While Hemp predominantly has acute anxiolytic effects, some species discrepancies are apparent. In addition, effects may be contingent on prior stress and vary according to brain region. A notable contrast between Hemp and other agents that target the eCB system, including THC, direct CB1R agonists and FAAH inhibitors, is a lack of anxiogenic effects at a higher dose. Further receptor-specific studies may elucidate the receptor specific basis of this distinct dose response profile. Further studies are also required to establish the efficacy of Hemp when administered in chronic dosing, as relatively few relevant studies exist, with mixed results, including both anxiolytic and anxiogenic outcomes.
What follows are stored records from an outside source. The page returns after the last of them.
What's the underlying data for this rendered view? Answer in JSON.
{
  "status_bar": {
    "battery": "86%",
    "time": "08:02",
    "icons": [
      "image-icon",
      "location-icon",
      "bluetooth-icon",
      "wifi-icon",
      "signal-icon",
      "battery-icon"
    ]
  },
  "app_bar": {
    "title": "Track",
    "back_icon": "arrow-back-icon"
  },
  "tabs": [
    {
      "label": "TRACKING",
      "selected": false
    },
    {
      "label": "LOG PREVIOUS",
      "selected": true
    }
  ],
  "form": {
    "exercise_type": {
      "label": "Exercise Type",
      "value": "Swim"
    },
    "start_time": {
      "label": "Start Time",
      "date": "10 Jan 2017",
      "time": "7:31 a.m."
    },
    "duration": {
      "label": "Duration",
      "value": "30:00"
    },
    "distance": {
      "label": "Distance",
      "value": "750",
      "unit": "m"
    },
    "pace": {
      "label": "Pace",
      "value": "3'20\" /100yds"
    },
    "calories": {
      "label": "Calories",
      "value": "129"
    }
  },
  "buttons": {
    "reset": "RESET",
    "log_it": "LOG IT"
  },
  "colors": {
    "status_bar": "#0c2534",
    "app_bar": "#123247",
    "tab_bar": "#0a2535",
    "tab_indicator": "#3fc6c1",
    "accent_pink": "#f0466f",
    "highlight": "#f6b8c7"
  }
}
Overall, preclinical evidence supports systemic Hemp as an acute treatment of GAD, SAD, PD, OCD, and PTSD, and suggests that Hemp has the advantage of not producing anxiogenic effects at higher dose, as distinct from other agents that enhance CB1R activation. In particular, results show potential for the treatment of multiple PTSD symptom domains, including reducing arousal and avoidance, preventing the long-term adverse effects of stress, as well as enhancing the extinction and blocking the reconsolidation of persistent fear memories.